McKinsey Quarterly

Driving for resilience: An interview with the CEO of India’s Tata Motors

Guenter Butschek, CEO of Tata Motors, shares his perspectives on the COVID-19-era challenges of leading a major global automotive company based in India, and the opportunities just up the road.

Even before COVID-19 hit, the Indian auto industry was beginning to sputter. Through 2019, even as gas prices were falling and population growth continued apace, auto sales were pulling back—down more than 10 percent for the year. Then, in mid-March, came the COVID-19 pandemic.
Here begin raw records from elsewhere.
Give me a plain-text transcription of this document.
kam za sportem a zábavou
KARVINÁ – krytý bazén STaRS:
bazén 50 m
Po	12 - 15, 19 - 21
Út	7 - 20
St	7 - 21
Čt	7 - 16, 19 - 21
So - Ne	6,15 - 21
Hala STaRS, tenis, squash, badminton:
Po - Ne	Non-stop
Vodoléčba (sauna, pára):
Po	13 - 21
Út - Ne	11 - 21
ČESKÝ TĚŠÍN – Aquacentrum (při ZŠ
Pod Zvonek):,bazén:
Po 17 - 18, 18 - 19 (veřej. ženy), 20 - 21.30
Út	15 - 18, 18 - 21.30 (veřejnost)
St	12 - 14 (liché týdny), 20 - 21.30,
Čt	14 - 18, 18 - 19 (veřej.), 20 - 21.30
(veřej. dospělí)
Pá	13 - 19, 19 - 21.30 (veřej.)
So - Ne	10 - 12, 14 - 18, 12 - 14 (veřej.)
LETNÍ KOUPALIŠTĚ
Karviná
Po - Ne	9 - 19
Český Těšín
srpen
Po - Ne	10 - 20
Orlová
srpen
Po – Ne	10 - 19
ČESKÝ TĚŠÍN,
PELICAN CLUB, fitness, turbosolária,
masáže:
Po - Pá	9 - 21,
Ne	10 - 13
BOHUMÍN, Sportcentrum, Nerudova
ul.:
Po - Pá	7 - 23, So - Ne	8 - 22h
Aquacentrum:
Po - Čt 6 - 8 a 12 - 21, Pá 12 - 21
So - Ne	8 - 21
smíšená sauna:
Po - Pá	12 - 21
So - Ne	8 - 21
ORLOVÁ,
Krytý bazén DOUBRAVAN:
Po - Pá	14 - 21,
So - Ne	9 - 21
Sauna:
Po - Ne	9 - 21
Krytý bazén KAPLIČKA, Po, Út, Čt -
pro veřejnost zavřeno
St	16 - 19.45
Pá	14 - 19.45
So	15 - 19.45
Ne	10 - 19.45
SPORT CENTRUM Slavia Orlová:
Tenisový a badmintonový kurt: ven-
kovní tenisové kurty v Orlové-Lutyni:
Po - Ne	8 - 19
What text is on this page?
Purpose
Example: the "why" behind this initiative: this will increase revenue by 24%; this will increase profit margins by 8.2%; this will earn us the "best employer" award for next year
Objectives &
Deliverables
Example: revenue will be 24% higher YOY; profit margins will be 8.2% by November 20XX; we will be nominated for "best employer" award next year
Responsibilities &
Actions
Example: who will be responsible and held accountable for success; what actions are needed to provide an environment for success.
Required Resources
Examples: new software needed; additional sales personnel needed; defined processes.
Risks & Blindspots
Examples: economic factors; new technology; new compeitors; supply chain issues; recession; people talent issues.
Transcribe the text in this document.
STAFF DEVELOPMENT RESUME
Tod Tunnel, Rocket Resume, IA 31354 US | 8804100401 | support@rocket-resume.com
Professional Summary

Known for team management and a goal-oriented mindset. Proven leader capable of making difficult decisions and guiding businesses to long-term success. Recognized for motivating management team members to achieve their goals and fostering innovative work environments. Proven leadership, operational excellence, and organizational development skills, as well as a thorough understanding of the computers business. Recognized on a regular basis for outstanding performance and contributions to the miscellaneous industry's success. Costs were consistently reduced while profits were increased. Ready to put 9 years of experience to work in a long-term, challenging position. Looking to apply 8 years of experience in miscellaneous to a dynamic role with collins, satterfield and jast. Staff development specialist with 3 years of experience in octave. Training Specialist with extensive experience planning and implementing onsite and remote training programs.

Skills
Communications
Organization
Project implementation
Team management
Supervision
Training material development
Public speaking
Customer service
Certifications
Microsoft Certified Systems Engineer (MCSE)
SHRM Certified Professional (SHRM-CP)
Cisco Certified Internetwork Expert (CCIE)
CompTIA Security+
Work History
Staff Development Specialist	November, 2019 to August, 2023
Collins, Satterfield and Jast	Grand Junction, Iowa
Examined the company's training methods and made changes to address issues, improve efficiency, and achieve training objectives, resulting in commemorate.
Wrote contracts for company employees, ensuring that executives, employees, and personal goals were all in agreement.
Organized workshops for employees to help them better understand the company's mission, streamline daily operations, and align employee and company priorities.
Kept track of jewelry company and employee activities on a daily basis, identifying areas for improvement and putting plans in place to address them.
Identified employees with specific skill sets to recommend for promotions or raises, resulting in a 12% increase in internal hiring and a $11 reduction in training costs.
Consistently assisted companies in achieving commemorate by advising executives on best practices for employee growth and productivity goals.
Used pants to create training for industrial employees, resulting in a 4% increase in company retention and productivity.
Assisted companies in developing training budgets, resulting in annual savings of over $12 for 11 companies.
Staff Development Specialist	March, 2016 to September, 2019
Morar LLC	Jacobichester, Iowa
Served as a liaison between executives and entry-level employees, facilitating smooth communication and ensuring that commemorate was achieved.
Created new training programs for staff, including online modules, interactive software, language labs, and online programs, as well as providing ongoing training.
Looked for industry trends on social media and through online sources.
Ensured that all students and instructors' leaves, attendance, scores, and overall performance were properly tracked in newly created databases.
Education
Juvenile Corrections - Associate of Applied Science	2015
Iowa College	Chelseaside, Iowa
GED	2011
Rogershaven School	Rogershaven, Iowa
In April and May 2020, the country’s auto sales declined by a further 90 percent.

Guenter Butschek, CEO and managing director of Tata Motors, has never been one to take his foot off the gas. An industry veteran—he worked at Daimler AG for 25 years and, prior to joining Tata Motors, was the COO of Airbus—Butschek has been focusing on consolidating the foundational capabilities of cost, quality, modularity, and new-product development at Tata Motors. Yet the COVID-19 crisis presented challenges that neither he nor any other major OEM, in any country, had confronted before: devastating hits to the home economy, severe shocks to supply chains, worried dealers and anxious customers—not to mention more than 80,000 employees now confronting the crisis and looking for leadership.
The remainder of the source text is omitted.